Vural yetenekli ve verimli çağda, bir oyuncuydu. Avrupa Yakası'ndan ayrıldıktan sonra "Bayrampaşa Ben Fazla Kalmayacağım" filminde başrol oynadı. "Nuri" dizisinde, Gani Müjde'nin "Yahşi Cazibe"sinde, Birol Güven'in "Seksenler"inde 3 sezon oynadı. Son yıllarda çalışmama sebebi televizyonda komedinin yok olması olabilir. Ancak yakınlarda Güldür Güldürle ilgili bir soru sorulduğunda asla rol almak istemeyeceği bir yapım olduğunu sert bir dille magazine anlatmış, haber olmuştu.
Bu bakışı da belki işleri zorlaştırmıştır."
"Birol Güven büyük bir ekonomik derdi olmadığını, çektiği videoların skeç olduğunu söyledi. "Stand up'a hazırlanıyordu" dedi. Avrupa Yakası seyircileri dergide çalışan karakterleri gerçek hayatta da kanka gibi görüyorlar. Elbette sette çok yakın arkadaşlar da edinirsiniz. Ama herkes herkesin can dostu olamaz haliyle. Selamlaşıp kankayı, düşmanı, sevgiliyi oynayıp, setten çıkınca gerçek hayatınıza dönersiniz ekiple. Aralarda da çalışılmayan yıllar...
Onun için dönem dönem yalnızlık ve işsizlik, bizim mesleklerin parçasıdır. Ben Vural'ı kahkahası, sette "mağdur personasıyla"yaptığı komikliklerle, güldüğümüz anlarla hatırlamak istiyorum."
"Türkiye çok iyi bir komedyenini kaybetti. Cenazelerde helallik almak adettir. Hakkımı helal ediyorum, sonuna kadar helal olsun.
İçimde kalan üzüntü şudur. Son aylarda magazine verdiği bir röportaj karşıma çıktı:
"Bir Gülse Birsel işinde rol alır mısınız" sorusuna "Ben ona hata yapmış olabilirim, o bana yapmış olabilir, başkası hata yapmış olabilir, 3 günlük dünya, zaten kaç komedyeniz ki" diyor."

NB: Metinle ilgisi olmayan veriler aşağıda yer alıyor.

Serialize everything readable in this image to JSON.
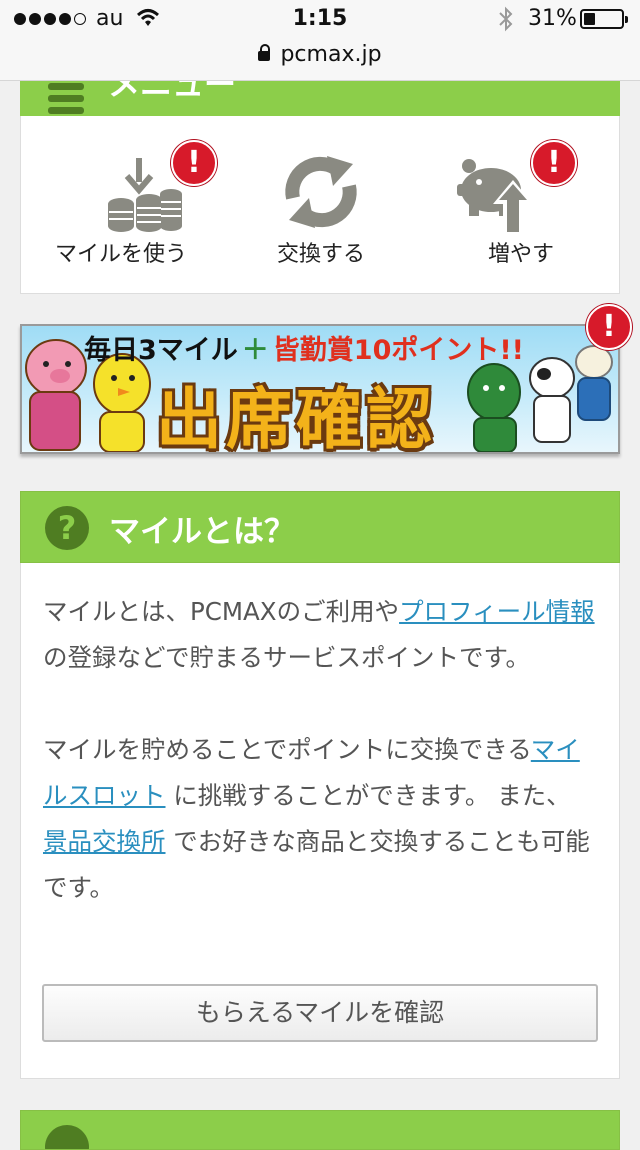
{
  "status_bar": {
    "carrier": "au",
    "time": "1:15",
    "battery_percent_text": "31%",
    "battery_level": 0.31,
    "url": "pcmax.jp"
  },
  "menu": {
    "title": "メニュー",
    "items": [
      {
        "label": "マイルを使う",
        "icon": "coins-download-icon",
        "alert": "!"
      },
      {
        "label": "交換する",
        "icon": "exchange-arrows-icon"
      },
      {
        "label": "増やす",
        "icon": "piggy-bank-up-icon",
        "alert": "!"
      }
    ]
  },
  "banner": {
    "top_text_1": "毎日3マイル",
    "plus": "＋",
    "top_text_2": "皆勤賞10ポイント!!",
    "main_text": "出席確認",
    "alert": "!"
  },
  "mile_info": {
    "title": "マイルとは？",
    "p1_a": "マイルとは、PCMAXのご利用や",
    "p1_link": "プロフィール情報",
    "p1_b": "の登録などで貯まるサービスポイントです。",
    "p2_a": "マイルを貯めることでポイントに交換できる",
    "p2_link1": "マイルスロット",
    "p2_b": "に挑戦することができます。 また、",
    "p2_link2": "景品交換所",
    "p2_c": "でお好きな商品と交換することも可能です。",
    "button_label": "もらえるマイルを確認"
  },
  "colors": {
    "accent_green": "#8cce4a",
    "dark_green": "#4f7d22",
    "alert_red": "#d71a2a",
    "link_blue": "#2a8fbf"
  }
}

"Sonuna kadar katıldım söylediklerine ve şöyle düşündüm "Eh artık madem böyle demiş, bir ara muhakkak bir galada filan karşılaşınca sarılır muhabbet ederiz. Bir ara nasıl olsa denk geliriz." "Bir ara" bizim yaşlar için çok geniş, rahat bir zaman. "Bir ara buluşalım", "Bir ara hasret giderelim". Önümüzde uzun yıllar var ya.
Öyle değilmiş. Nereden bilebilirdik. Perde çok erken kapandı. Allah rahmet eylesin."